As the driver approaches the vehicle and reaches for the door handle, one of up to three external aerials scans for the radio signal from the matching key. The doors and boot lid do not open until after successful and lightning-fast dialogue of the systems. As soon as the driver takes up his position behind the steering wheel and presses the "Start Engine" button, a maximum of three interior aerials set to work by transmitting radio signals to the key. Once the key has responded positively, the Volkswagen's nerve system comes to life. In future, this process can be made significantly more convenient: The customer will be able to open and start his Volkswagen using a smartphone. "90 years ago, no-one would have thought about innovations such as these", smiles Thomas Schmidt as he closes the door and drives off in his Passat.

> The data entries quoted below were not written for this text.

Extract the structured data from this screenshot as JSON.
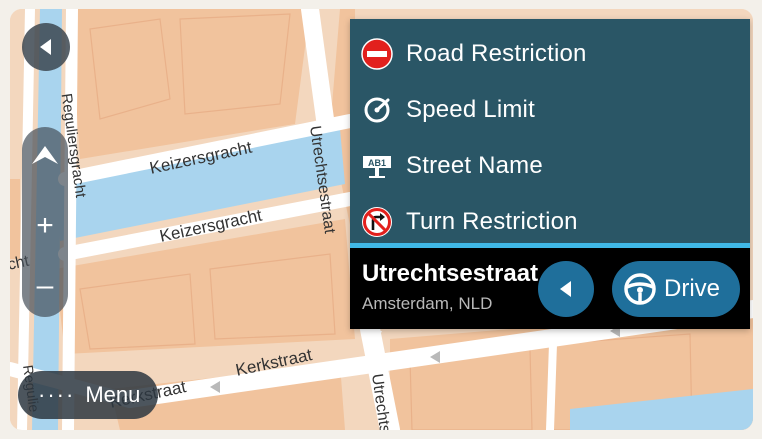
{
  "map": {
    "street_labels": {
      "keizersgracht_top": "Keizersgracht",
      "keizersgracht_bottom": "Keizersgracht",
      "utrechtsestraat_top": "Utrechtsestraat",
      "utrechtsestraat_bottom": "Utrechts",
      "reguliersgracht_top": "Reguliersgracht",
      "reguliersgracht_bottom": "Regulie",
      "kerkstraat_right": "Kerkstraat",
      "kerkstraat_left": "Kerkstraat",
      "partial_left": "cht"
    }
  },
  "context_menu": {
    "items": [
      {
        "label": "Road Restriction",
        "icon": "no-entry-icon"
      },
      {
        "label": "Speed Limit",
        "icon": "speedometer-icon"
      },
      {
        "label": "Street Name",
        "icon": "street-sign-icon"
      },
      {
        "label": "Turn Restriction",
        "icon": "no-right-turn-icon"
      }
    ]
  },
  "location": {
    "street": "Utrechtsestraat",
    "city": "Amsterdam, NLD"
  },
  "actions": {
    "drive_label": "Drive"
  },
  "controls": {
    "zoom_in": "+",
    "zoom_out": "–",
    "menu_dots": "····",
    "menu_label": "Menu"
  },
  "colors": {
    "panel_bg": "#2a5666",
    "accent": "#40b8e6",
    "button_bg": "#1f6f9b",
    "road_restriction_red": "#e2201d",
    "water": "#a9d4ee",
    "building": "#f1c39d"
  }
}
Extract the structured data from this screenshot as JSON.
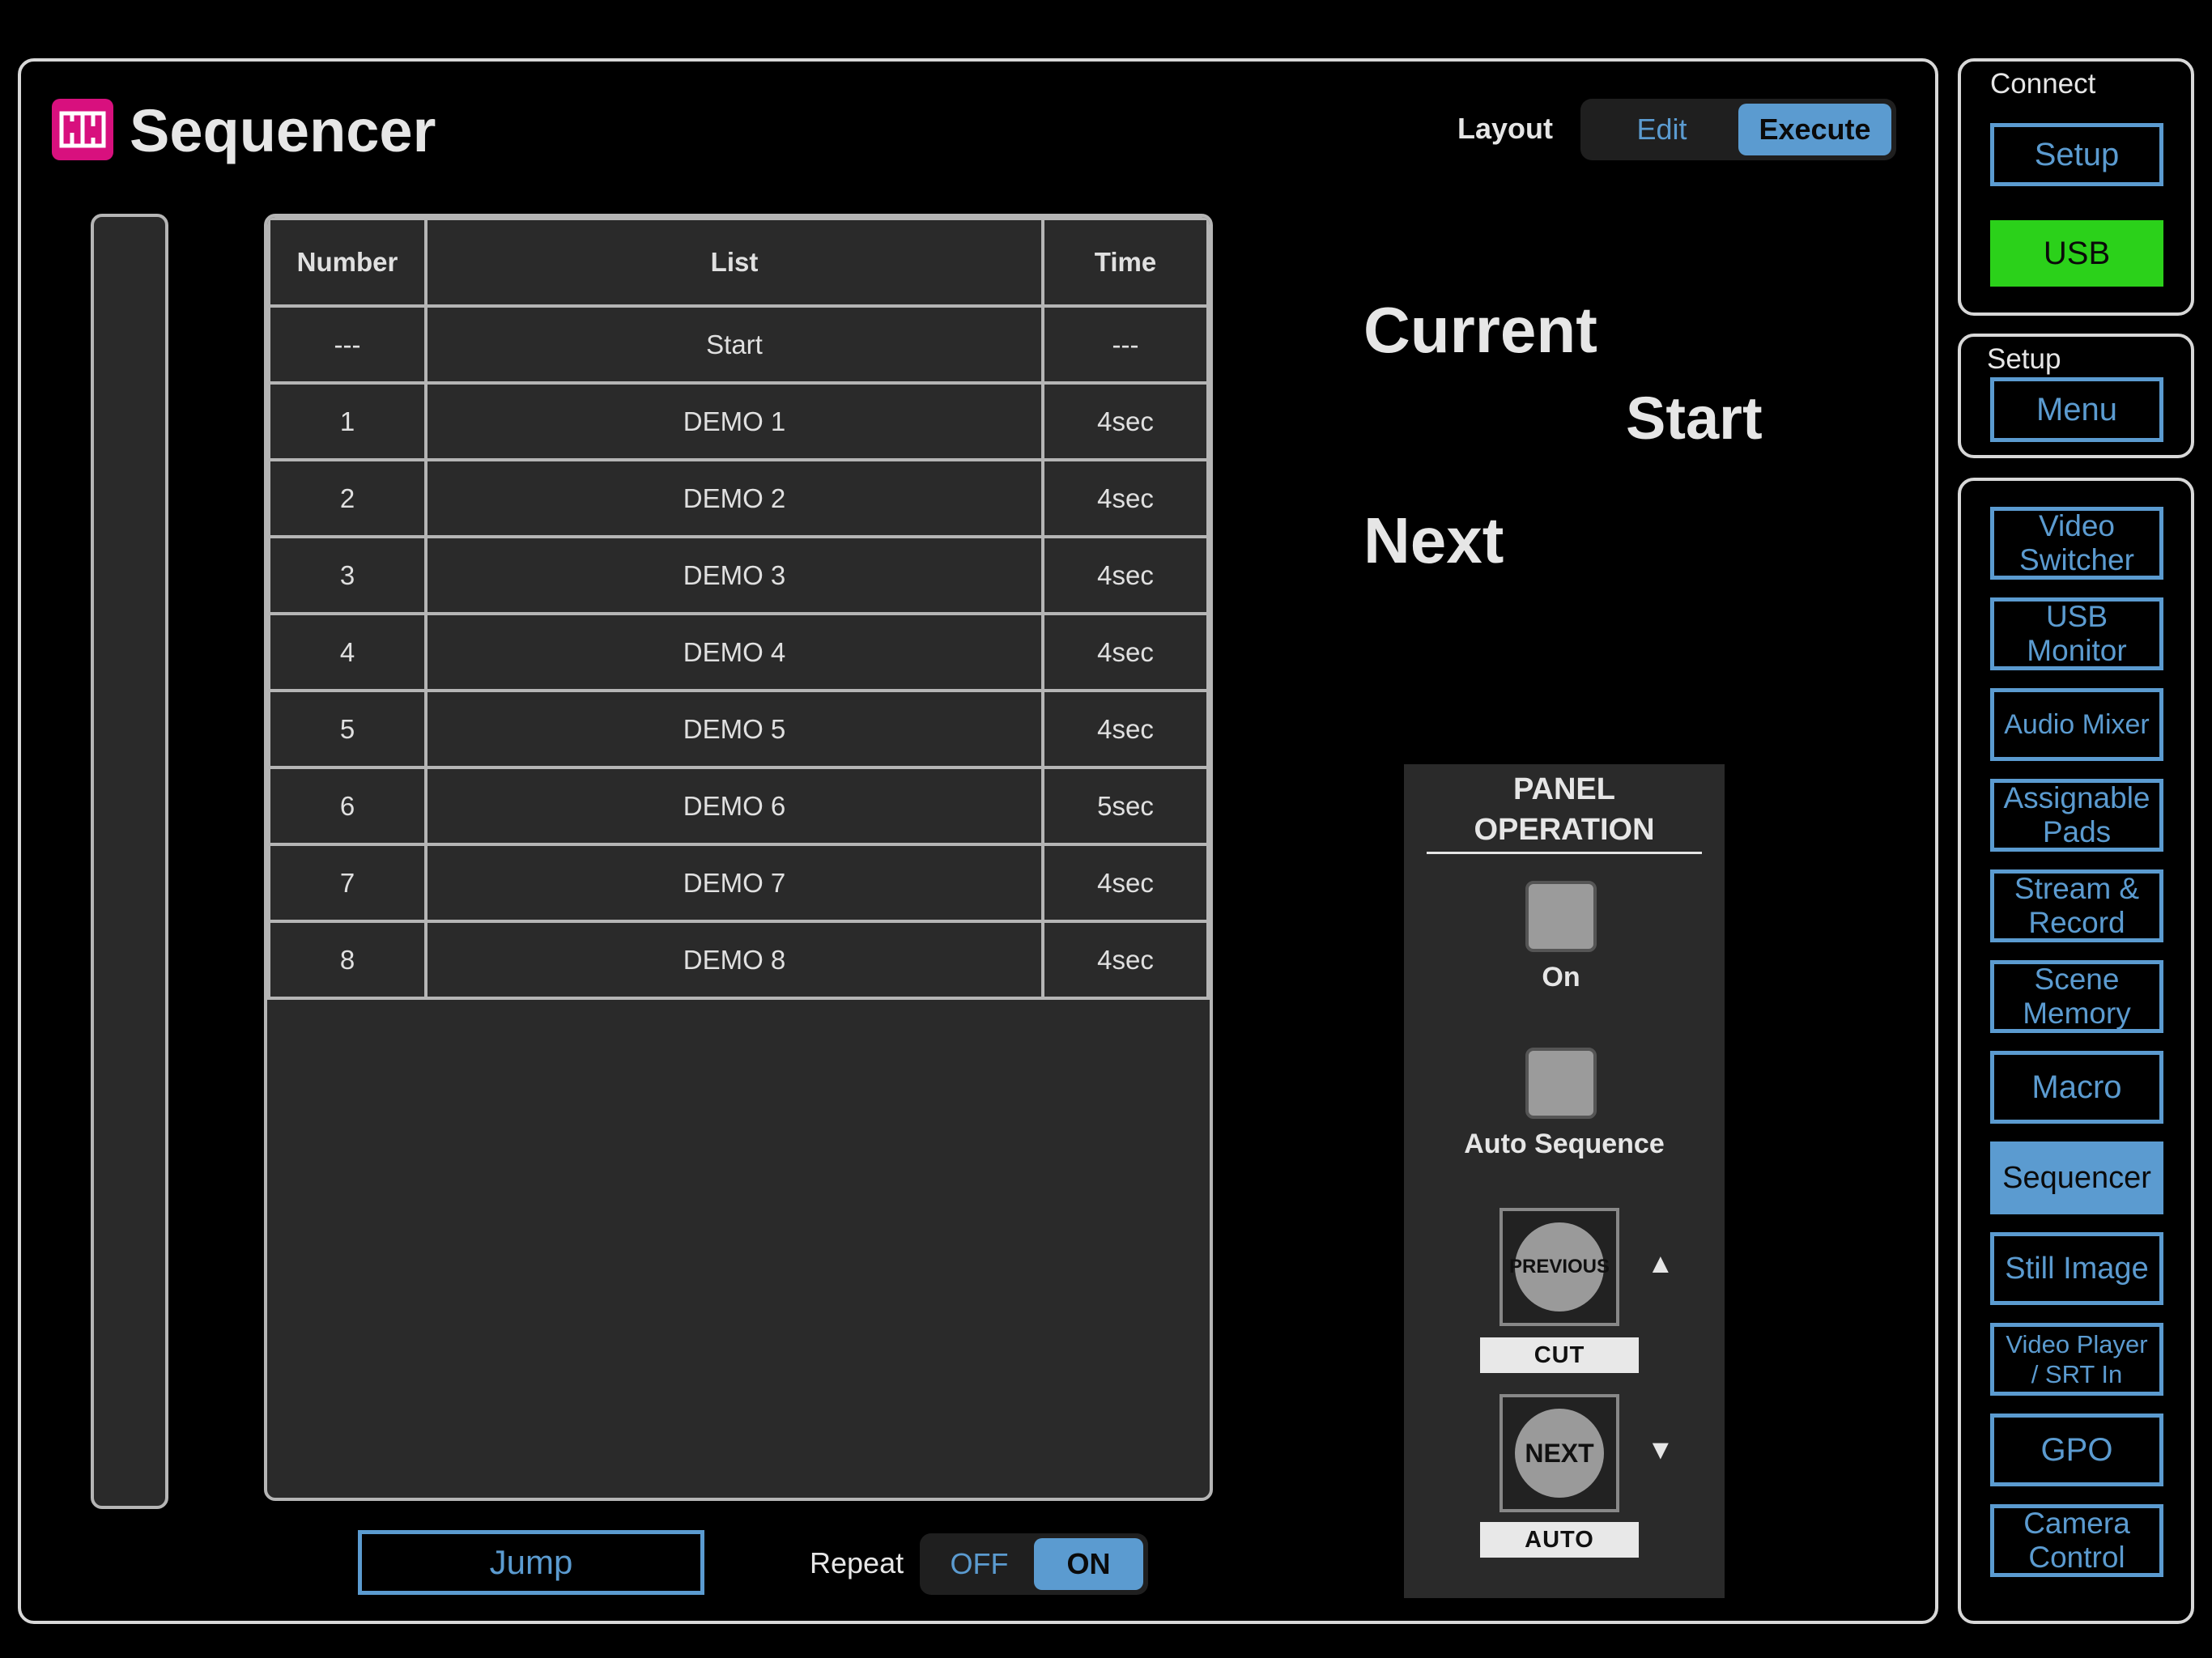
{
  "header": {
    "title": "Sequencer",
    "layout_label": "Layout",
    "layout_options": {
      "edit": "Edit",
      "execute": "Execute"
    }
  },
  "table": {
    "columns": {
      "number": "Number",
      "list": "List",
      "time": "Time"
    },
    "rows": [
      {
        "number": "---",
        "list": "Start",
        "time": "---"
      },
      {
        "number": "1",
        "list": "DEMO 1",
        "time": "4sec"
      },
      {
        "number": "2",
        "list": "DEMO 2",
        "time": "4sec"
      },
      {
        "number": "3",
        "list": "DEMO 3",
        "time": "4sec"
      },
      {
        "number": "4",
        "list": "DEMO 4",
        "time": "4sec"
      },
      {
        "number": "5",
        "list": "DEMO 5",
        "time": "4sec"
      },
      {
        "number": "6",
        "list": "DEMO 6",
        "time": "5sec"
      },
      {
        "number": "7",
        "list": "DEMO 7",
        "time": "4sec"
      },
      {
        "number": "8",
        "list": "DEMO 8",
        "time": "4sec"
      }
    ]
  },
  "status": {
    "current_label": "Current",
    "current_value": "Start",
    "next_label": "Next"
  },
  "controls": {
    "jump_label": "Jump",
    "repeat_label": "Repeat",
    "repeat_off": "OFF",
    "repeat_on": "ON"
  },
  "panel_operation": {
    "title_line1": "PANEL",
    "title_line2": "OPERATION",
    "on_label": "On",
    "auto_sequence_label": "Auto Sequence",
    "previous_key": "PREVIOUS",
    "cut_label": "CUT",
    "next_key": "NEXT",
    "auto_label": "AUTO",
    "up_arrow": "▲",
    "down_arrow": "▼"
  },
  "sidebar": {
    "connect_label": "Connect",
    "connect_setup": "Setup",
    "usb": "USB",
    "setup_label": "Setup",
    "menu": "Menu",
    "nav": [
      {
        "line1": "Video",
        "line2": "Switcher"
      },
      {
        "line1": "USB",
        "line2": "Monitor"
      },
      {
        "line1": "Audio Mixer",
        "line2": ""
      },
      {
        "line1": "Assignable",
        "line2": "Pads"
      },
      {
        "line1": "Stream &",
        "line2": "Record"
      },
      {
        "line1": "Scene",
        "line2": "Memory"
      },
      {
        "line1": "Macro",
        "line2": ""
      },
      {
        "line1": "Sequencer",
        "line2": ""
      },
      {
        "line1": "Still Image",
        "line2": ""
      },
      {
        "line1": "Video Player",
        "line2": "/ SRT In"
      },
      {
        "line1": "GPO",
        "line2": ""
      },
      {
        "line1": "Camera",
        "line2": "Control"
      }
    ]
  },
  "colors": {
    "accent": "#5b9bd0",
    "usb_green": "#2bd11a",
    "logo": "#d8107e"
  }
}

"Yard goods" for billions of variants
Control units and distribution systems are seen as the cerebral and neural system of the modern car. They are the control centres and manage the available power reserve. They control the current circuit that is needed in the vehicle for every function.
From a 1920s classic motor vehicle's perspective, technical achievements such as these are a figment of science fiction. But similar to the unique car bodies of the "carrossier" from more than 90 years ago, every car is probably one of a kind these days on account of the diversity of electrical functions for safety, comfort and entertainment – particularly concerning the wiring harness.